Bruxelles, 19/03/2015 (Agence Europe) - La commissaire au Commerce, Cecilia Malmström, a présenté à la commission du commerce international du Parlement européen, mercredi 18 mars, ses « idées préliminaires » sur la question controversée du règlement des différends investisseur/État (ISDS) dans le cadre du futur accord de libre-échange entre l'UE et les États-Unis (TTIP). Des idées qu'elle présentera aux ministres européens du Commerce, lors de leur réunion informelle de Riga, le 25 mars. Une proposition complète sera présentée en mai, en vue d'une position commune de l'UE sur ce chapitre gelé des négociations TTIP.
Avec, comme « base de référence », l'accord de libre-échange avec le Canada (CETA), qui inclut une clause ISDS modernisée, les « réformes approfondies » que Mme Malmström suggère pour chacun des quatre axes prioritaires définis par la consultation publique menée au printemps 2014 « offriront un excellent moyen de nous assurer qu'une nouvelle forme d'arbitrage sur la protection des investissements qui garde les avantages et évite les inconvénients peut être conçue », a-t-elle estimé.

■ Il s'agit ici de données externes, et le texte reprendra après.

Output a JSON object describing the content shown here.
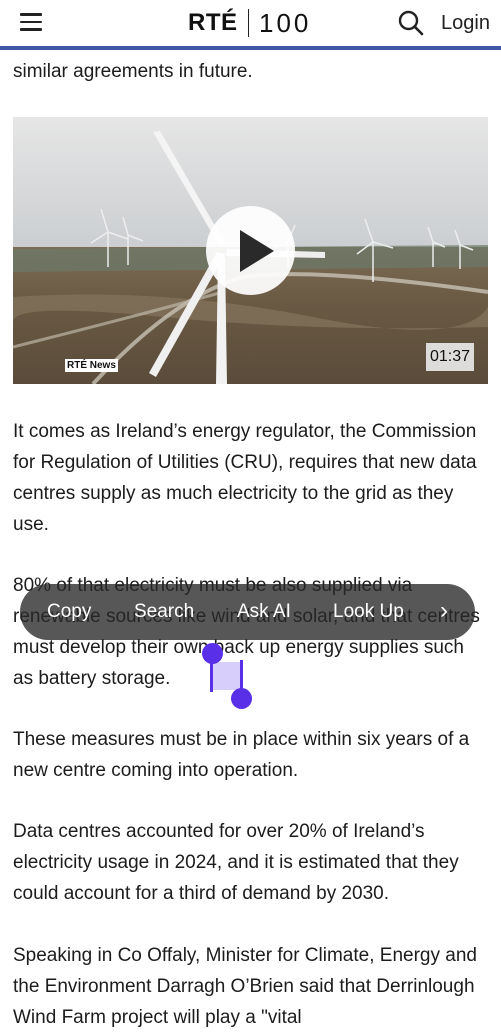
{
  "header": {
    "logo_rte": "RTÉ",
    "logo_hundred": "100",
    "login_label": "Login",
    "menu_icon": "hamburger-menu-icon",
    "search_icon": "search-icon",
    "accent_color": "#3f55a8"
  },
  "article": {
    "p0": "similar agreements in future.",
    "p1": "It comes as Ireland’s energy regulator, the Commission for Regulation of Utilities (CRU), requires that new data centres supply as much electricity to the grid as they use.",
    "p2": "80% of that electricity must be also supplied via renewable sources like wind and solar, and that centres must develop their own back up energy supplies such as battery storage.",
    "p3": "These measures must be in place within six years of a new centre coming into operation.",
    "p4": "Data centres accounted for over 20% of Ireland’s electricity usage in 2024, and it is estimated that they could account for a third of demand by 2030.",
    "p5": "Speaking in Co Offaly, Minister for Climate, Energy and the Environment Darragh O’Brien said that Derrinlough Wind Farm project will play a \"vital"
  },
  "video": {
    "badge": "RTÉ News",
    "duration": "01:37"
  },
  "selection_menu": {
    "copy": "Copy",
    "search": "Search",
    "ask_ai": "Ask AI",
    "look_up": "Look Up",
    "more": "›",
    "selected_text": "as",
    "handle_color": "#5a2fe8"
  }
}
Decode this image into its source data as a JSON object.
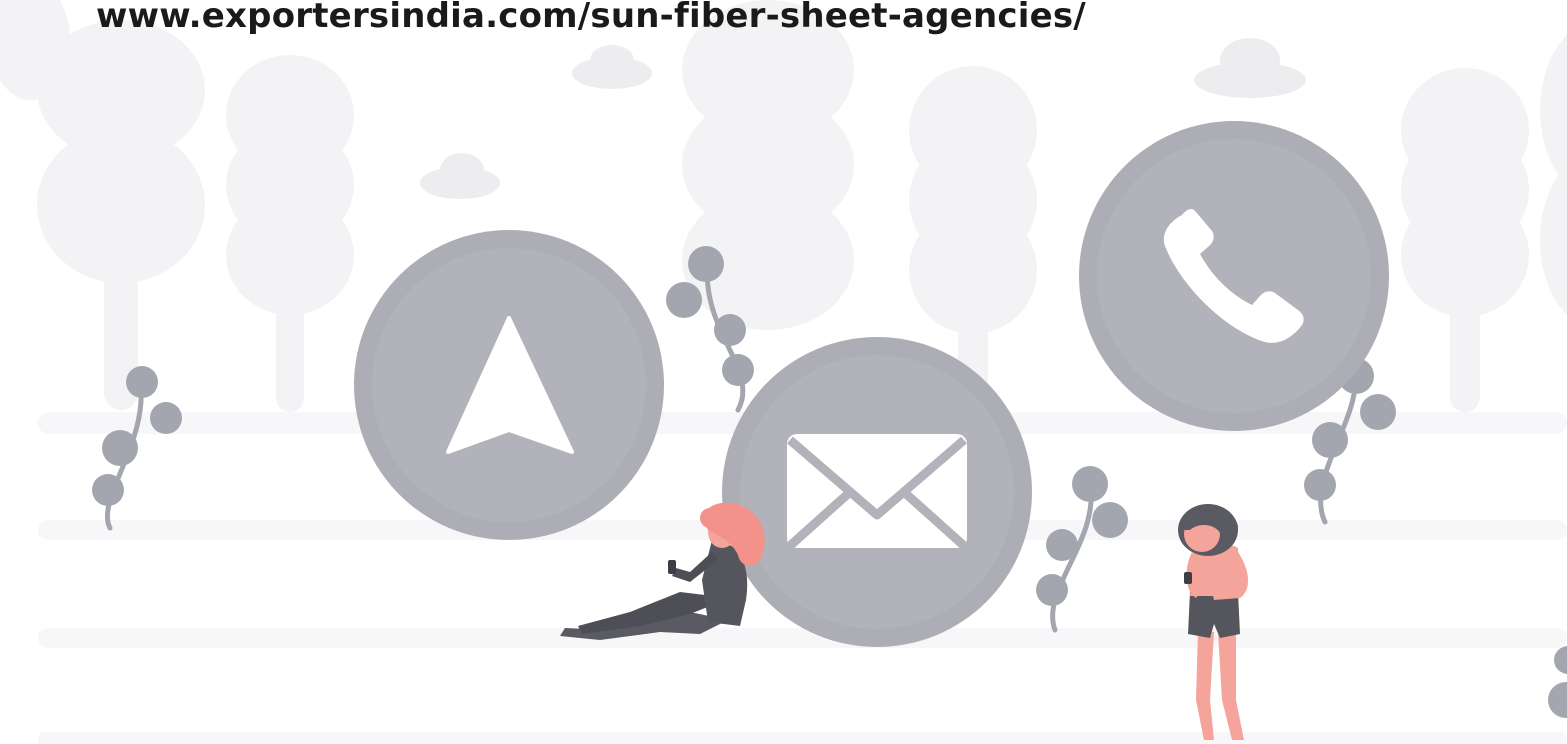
{
  "banner": {
    "url": "www.exportersindia.com/sun-fiber-sheet-agencies/"
  },
  "icons": {
    "location": "navigation-arrow-icon",
    "email": "envelope-icon",
    "phone": "phone-handset-icon"
  },
  "colors": {
    "icon_circle": "#adadb6",
    "icon_circle_inner": "#b2b2ba",
    "plant": "#a3a5ae",
    "tree": "#f2f2f4",
    "hair": "#f2928a",
    "skin": "#f5a49b",
    "clothing": "#5a5a62"
  }
}
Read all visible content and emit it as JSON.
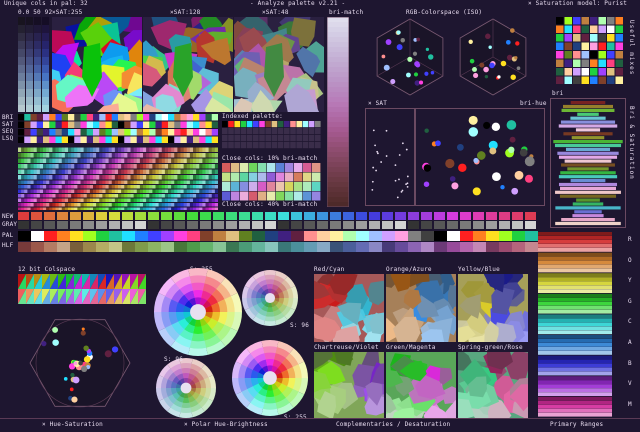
{
  "header": {
    "left": "Unique cols in pal: 32",
    "title": "- Analyze palette v2.21 -",
    "right": "× Saturation model: Purist"
  },
  "top_labels": {
    "bri_cols": "0.0 50 92",
    "xsat255": "×SAT:255",
    "xsat128": "×SAT:128",
    "xsat48": "×SAT:48",
    "brimatch": "bri-match",
    "rgb_colorspace": "RGB-Colorspace (ISO)"
  },
  "mid_labels": {
    "xsat": "× SAT",
    "brihue": "bri-hue",
    "bri": "bri",
    "indexed_palette": "Indexed palette:",
    "close10": "Close cols: 10% bri-match",
    "close40": "Close cols: 40% bri-match"
  },
  "row_labels": [
    "BRI",
    "SAT",
    "SEQ",
    "LSQ"
  ],
  "strip_labels": [
    "NEW",
    "GRAY",
    "PAL",
    "HLF"
  ],
  "bottom_labels": {
    "colspace12": "12 bit Colspace",
    "s255a": "S: 255",
    "s96a": "S: 96",
    "s96b": "S: 96",
    "s255b": "S: 255",
    "red_cyan": "Red/Cyan",
    "orange_azure": "Orange/Azure",
    "yellow_blue": "Yellow/Blue",
    "chartreuse_violet": "Chartreuse/Violet",
    "green_magenta": "Green/Magenta",
    "spring_rose": "Spring-green/Rose"
  },
  "footer": {
    "hue_sat": "× Hue-Saturation",
    "polar": "× Polar Hue-Brightness",
    "complementaries": "Complementaries / Desaturation",
    "primary_ranges": "Primary Ranges"
  },
  "side_right_top": "Useful mixes",
  "side_right_mid": "Bri & Saturation",
  "side_right_letters": [
    "R",
    "O",
    "Y",
    "G",
    "C",
    "A",
    "B",
    "V",
    "M"
  ],
  "palette": [
    "#000000",
    "#ffffff",
    "#ff2020",
    "#ff8020",
    "#ffe020",
    "#a0ff20",
    "#20d040",
    "#20c0a0",
    "#20e0ff",
    "#2080ff",
    "#4040ff",
    "#a040ff",
    "#ff40e0",
    "#ff4080",
    "#80402a",
    "#c08040",
    "#e0c080",
    "#608020",
    "#206040",
    "#204080",
    "#402080",
    "#602040",
    "#ff9090",
    "#ffd0a0",
    "#fff0a0",
    "#b0ffb0",
    "#a0ffff",
    "#a0c0ff",
    "#d0a0ff",
    "#ffa0e0",
    "#808080",
    "#404040"
  ],
  "colors": {
    "bg": "#1e1630",
    "frame": "#6b4a62",
    "text": "#e8dcf0"
  }
}
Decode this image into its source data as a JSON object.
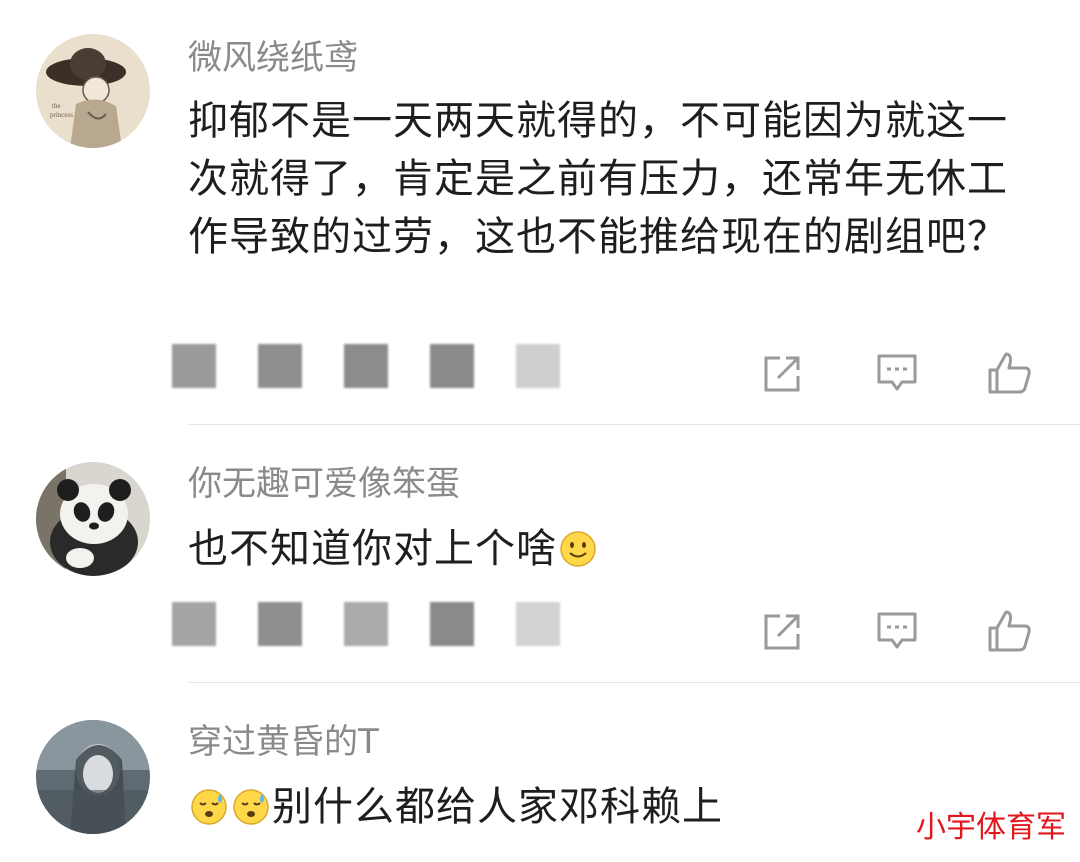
{
  "comments": [
    {
      "username": "微风绕纸鸢",
      "text": "抑郁不是一天两天就得的，不可能因为就这一次就得了，肯定是之前有压力，还常年无休工作导致的过劳，这也不能推给现在的剧组吧？",
      "avatar_icon": "vintage-lady-hat-avatar"
    },
    {
      "username": "你无趣可爱像笨蛋",
      "text": "也不知道你对上个啥",
      "trailing_emoji": "smile-emoji",
      "avatar_icon": "panda-avatar"
    },
    {
      "username": "穿过黄昏的T",
      "text": "别什么都给人家邓科赖上",
      "leading_emojis": [
        "sweat-emoji",
        "sweat-emoji"
      ],
      "avatar_icon": "misty-portrait-avatar"
    }
  ],
  "actions": {
    "icons": [
      "share-icon",
      "reply-icon",
      "like-icon"
    ]
  },
  "watermark": "小宇体育军",
  "colors": {
    "username": "#8a8a8a",
    "text": "#1e1e1e",
    "icon": "#9a9a9a",
    "watermark": "#e2161c",
    "divider": "#e6e6e6"
  }
}
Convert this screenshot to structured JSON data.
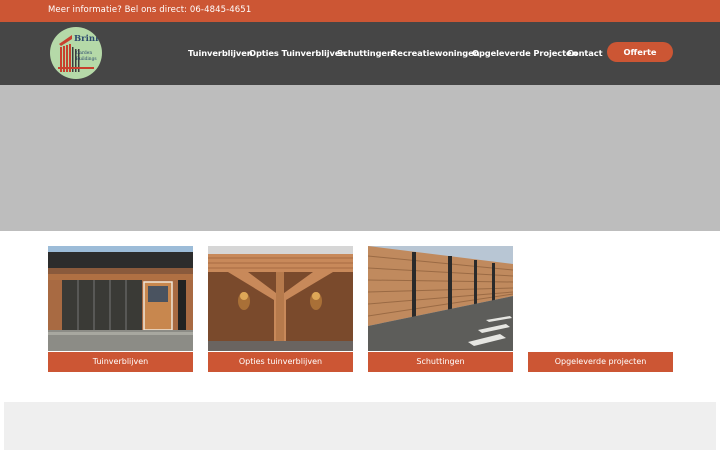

Sur la protection du droit des États à réglementer, Mme Malmström avance deux idées: d'une part, inclure un article dans l'accord qui indique clairement que les gouvernements sont libres de poursuivre des objectifs de politique publique et qu'ils peuvent choisir le niveau de protection qu'ils jugent approprié ; d'autre part, inclure une clause indiquant que les règles de protection des investissements n'offrent aucune garantie aux investisseurs que le régime juridique en vertu duquel ils ont investi restera le même.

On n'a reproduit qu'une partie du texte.